Attorney General Eric Holder argued today before Congress that
laws against hate crimes should be expanded to protect women, gays, and the disabled. Republicans expressed skepticism, questioning whether it is necessary to offer special protection to certain groups. It is already illegal to assault or murder someone; why do we need additional laws on the books making it illegal to assault or murder someone
because she's gay, or
because she's female, or (as is already covered under the law)
because she's Black?
It's not a bad question, as far as it goes -- so long as it does not degrade into the implication that certain classes of people should not be protected against violence at all. But here's why I think hate crimes are different from, and more harmful than, assaults and murders motivated by other factors.
Hate crimes incite further violence. A person who assaults someone else because of the class to which the victim belongs, rather than for some individual or particular reason, implicitly (or in some cases, explicitly) makes a very public claim that people of that class deserve violence. If a man kills his brother for seducing his girlfriend, he commits a no-doubt heinous, but nevertheless solitary, act. He is unlikely to contribute to a culture of violence against the brothers of other men. Such is not the case for hate crimes, as can be observed in the culture of impunity that surrounded racially motivated lynchings in previous generations.
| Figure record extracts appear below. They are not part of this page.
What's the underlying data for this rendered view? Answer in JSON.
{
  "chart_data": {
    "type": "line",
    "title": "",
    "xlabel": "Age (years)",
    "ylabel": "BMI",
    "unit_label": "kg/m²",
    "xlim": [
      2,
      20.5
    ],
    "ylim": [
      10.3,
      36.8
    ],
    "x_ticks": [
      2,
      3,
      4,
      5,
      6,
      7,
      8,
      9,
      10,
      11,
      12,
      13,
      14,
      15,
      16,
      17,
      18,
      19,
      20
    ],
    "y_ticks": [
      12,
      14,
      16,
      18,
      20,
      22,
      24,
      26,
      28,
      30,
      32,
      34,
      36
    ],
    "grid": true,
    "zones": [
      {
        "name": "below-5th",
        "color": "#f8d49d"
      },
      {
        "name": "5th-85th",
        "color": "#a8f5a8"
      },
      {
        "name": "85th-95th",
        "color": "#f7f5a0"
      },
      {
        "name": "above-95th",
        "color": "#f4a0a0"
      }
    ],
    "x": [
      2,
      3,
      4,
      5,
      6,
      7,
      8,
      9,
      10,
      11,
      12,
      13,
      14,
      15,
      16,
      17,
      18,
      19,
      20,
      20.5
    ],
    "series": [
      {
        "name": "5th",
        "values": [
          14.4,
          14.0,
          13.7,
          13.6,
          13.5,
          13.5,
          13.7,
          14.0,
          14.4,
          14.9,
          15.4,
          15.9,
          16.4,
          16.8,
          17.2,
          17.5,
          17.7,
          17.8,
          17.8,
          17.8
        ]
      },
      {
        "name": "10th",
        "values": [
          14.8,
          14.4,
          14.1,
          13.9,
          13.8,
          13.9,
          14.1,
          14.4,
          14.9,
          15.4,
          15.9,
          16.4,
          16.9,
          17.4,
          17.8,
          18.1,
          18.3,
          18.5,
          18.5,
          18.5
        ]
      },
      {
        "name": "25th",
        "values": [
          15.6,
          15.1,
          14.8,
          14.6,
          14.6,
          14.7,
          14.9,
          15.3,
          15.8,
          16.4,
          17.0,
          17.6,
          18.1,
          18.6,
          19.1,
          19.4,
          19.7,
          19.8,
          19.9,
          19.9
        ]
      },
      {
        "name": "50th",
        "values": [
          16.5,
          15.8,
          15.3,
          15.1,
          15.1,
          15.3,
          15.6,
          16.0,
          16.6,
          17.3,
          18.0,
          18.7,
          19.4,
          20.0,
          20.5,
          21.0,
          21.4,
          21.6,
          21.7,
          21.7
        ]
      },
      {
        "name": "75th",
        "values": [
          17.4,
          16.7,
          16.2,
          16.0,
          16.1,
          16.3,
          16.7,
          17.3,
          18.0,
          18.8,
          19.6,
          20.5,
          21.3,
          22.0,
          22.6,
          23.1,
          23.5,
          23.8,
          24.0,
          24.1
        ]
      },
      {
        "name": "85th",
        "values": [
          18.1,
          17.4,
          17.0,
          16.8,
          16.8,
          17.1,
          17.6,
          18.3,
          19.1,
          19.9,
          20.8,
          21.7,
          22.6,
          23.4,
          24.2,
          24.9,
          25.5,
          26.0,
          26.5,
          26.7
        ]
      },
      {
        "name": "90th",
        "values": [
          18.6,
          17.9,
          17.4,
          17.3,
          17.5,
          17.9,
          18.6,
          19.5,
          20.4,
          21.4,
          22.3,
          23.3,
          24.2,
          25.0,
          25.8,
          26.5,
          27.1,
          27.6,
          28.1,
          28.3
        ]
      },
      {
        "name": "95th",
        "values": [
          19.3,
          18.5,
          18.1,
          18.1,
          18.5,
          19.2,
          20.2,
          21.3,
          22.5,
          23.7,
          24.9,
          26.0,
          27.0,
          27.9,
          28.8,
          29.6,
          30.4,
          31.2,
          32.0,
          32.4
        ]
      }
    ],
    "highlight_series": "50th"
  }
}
Hate crimes are a form of terrorism. With the threat of further violence, hate crimes are intended by their perpetrators to instill fear in the population whose representatives are targeted. They thus make victims, not only of those injured or killed, but of whole classes of people. In a time when crimes of terror are receiving such great attention around the world, it would be ironic if we failed to recognize the same thing, on a smaller scale, right here at home. Indeed, since many acts of terrorism are themselves religiously or culturally motivated -- that is,
hate crimes -- it would be doubly ironic.